Au passage, je déplore encore ici la disparition de mes carnets tant regrettés. J'aurais à cette occasion encore recherché l'épisode, et en aurais retrouvé précisément les tenants et aboutissants. Faute de quoi, je tâtonne, entre souvenirs fugaces, et informations approximatives.
C'est ainsi, n'y revenons plus. Pour le moment, au moins. Ce genre de pensées négatives va me boursouffler une nouvelle vésicule. Je n'ai vraiment pas besoin de ça !

J'étais donc jeunette, fraîche, et presque innocente.
Cette flambée purulente s'écoula le long de mon oreille droite, et jusque sur l'avant de mon cou, en une lave rugueuse et suintante, pendant plusieurs semaines, je crois. Je ne me souviens pas d'avoir eu mal, à l'époque. Sinon à mon amour-propre, durement malmené, quand une grâce toute relative s'entachait vilainement de cette ignominie désastreuse. Ma carrière amoureuse dût en pâtir. Là encore, je ne me souviens pas bien. Et n'ai plus le moyen d'y retourner voir.

Renseignements pris, je repère maintenant dans ces phénomènes distants de plus de 40 ans, la même réactivation d'une varicelle mal traitée. Celle-ci aussi, je l'ai eue tardivement, vers les cinq ans. Ma mère en me coiffant égratignait les boutons poussés en capsules sur ma tête. Un petit sadisme couvait-il sous cette braise ? Non, je ne le pense pas, ou ne veux pas le croire. (Tout en le sous-entendant...). 
Plus raisonnablement, la pauvre femme éreintée par de multiples tâches devait-elle expédier les soins à la mouflette, décidée à l'emmerder, en déclarant cette varicelle tardive.
La même réactivation de ces deux flambées inassouvies ne se laissera pas cette fois sans dommage traiter par dessus la jambe. Je le sens bien. 
Déjà, mes terminaisons auditives abimées ne se souviennent que trop bien de la rancune de la mère maquerelle, euh, non... varicelle !
Je dois prendre la requête en considération. En tenir un compte suffisant.
Ce petit piquet de grève improvisé s'inscrit dans la trajectoire déjà bien amorcée.
Je m'en serais passée. Je n'attends plus confirmation de ma vulnérabilité. Cette dernière démonstration est superflue.
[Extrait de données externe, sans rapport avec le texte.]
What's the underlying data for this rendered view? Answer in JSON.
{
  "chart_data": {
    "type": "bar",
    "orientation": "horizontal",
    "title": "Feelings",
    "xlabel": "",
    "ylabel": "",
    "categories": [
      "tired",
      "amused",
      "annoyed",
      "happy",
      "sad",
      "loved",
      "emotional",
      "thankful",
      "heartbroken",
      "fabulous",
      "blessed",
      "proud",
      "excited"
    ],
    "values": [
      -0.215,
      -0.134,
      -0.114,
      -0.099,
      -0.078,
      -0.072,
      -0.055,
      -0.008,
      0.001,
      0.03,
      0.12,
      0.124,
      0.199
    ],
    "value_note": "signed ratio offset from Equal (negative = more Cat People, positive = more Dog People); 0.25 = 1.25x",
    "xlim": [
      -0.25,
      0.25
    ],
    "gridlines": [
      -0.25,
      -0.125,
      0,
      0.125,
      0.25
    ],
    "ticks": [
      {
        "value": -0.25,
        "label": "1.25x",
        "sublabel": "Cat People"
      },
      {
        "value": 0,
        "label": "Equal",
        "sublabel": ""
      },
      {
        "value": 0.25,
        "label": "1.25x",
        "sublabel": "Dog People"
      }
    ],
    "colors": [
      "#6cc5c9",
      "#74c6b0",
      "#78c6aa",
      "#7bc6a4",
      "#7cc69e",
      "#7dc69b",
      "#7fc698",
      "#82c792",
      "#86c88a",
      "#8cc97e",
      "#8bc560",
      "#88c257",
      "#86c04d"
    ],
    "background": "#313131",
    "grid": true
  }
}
La prise de conscience est consommée.
Malheureusement, je ne suis pas aux manettes, semblerait. On me met le curseur, et pas à ma guise.
Alors, je louvoie là dedans de mon mieux.
A aujourd'hui, les bouillons en cratère d'une nappe en fusion s'assèchent, et rentrent sagement sous une cape brunâtre assez peu ragoûtante, mais bien plus confortable.
Je peux même m'appuyer contre le dossier, sans sursauter.
La dernière nuit a été bien meilleure que la précédente, qui fût blanche.

Je garde bon espoir.
Le circuit sanguin échauffé sous ma peau ne l'est pas davantage que les circonvolutions neuronales grésillant dans mon cerveau.
Tout comme elles, il baissera en température.
La science académique n'explique pas tout. Elle admet et intègre un enseignement empirique qui lui fait bon complément.
A eux deux, ils devraient me sortir de ce mauvais pas.


19h18

Jeannot a renouvelé avec moi le rituel décontaminant.
Ce "mal donné" sera renvoyé dans les cordes. Alléluia !

En plus du réconfort de se savoir accueillie et soutenue, j'ai ajouté à la thérapie l'agrément d'une lente promenade en forêt avec Olivier et les chiens.
Le soleil d'aujourd'hui anime une végétation encore grisée de boue.
Nous avons regardé dans l'anse de la clairière, l'eau plane où les silhouettes des chênes se mirent.
L'agitation, les doutes et les tourments glissent là dessus et n'y font pas empreinte.

Sous ma peau encore grumeleuse, je sens le satin d'une douceur toute proche.
Un peu de patience encore, quelques semaines à tenir.
Je résiste à l'envie de gratter. Je laisse le travail œuvrer là dessous. Le mal mûri ne s'enkystera plus. Il aura accompli son devoir, et me rendra mes droits.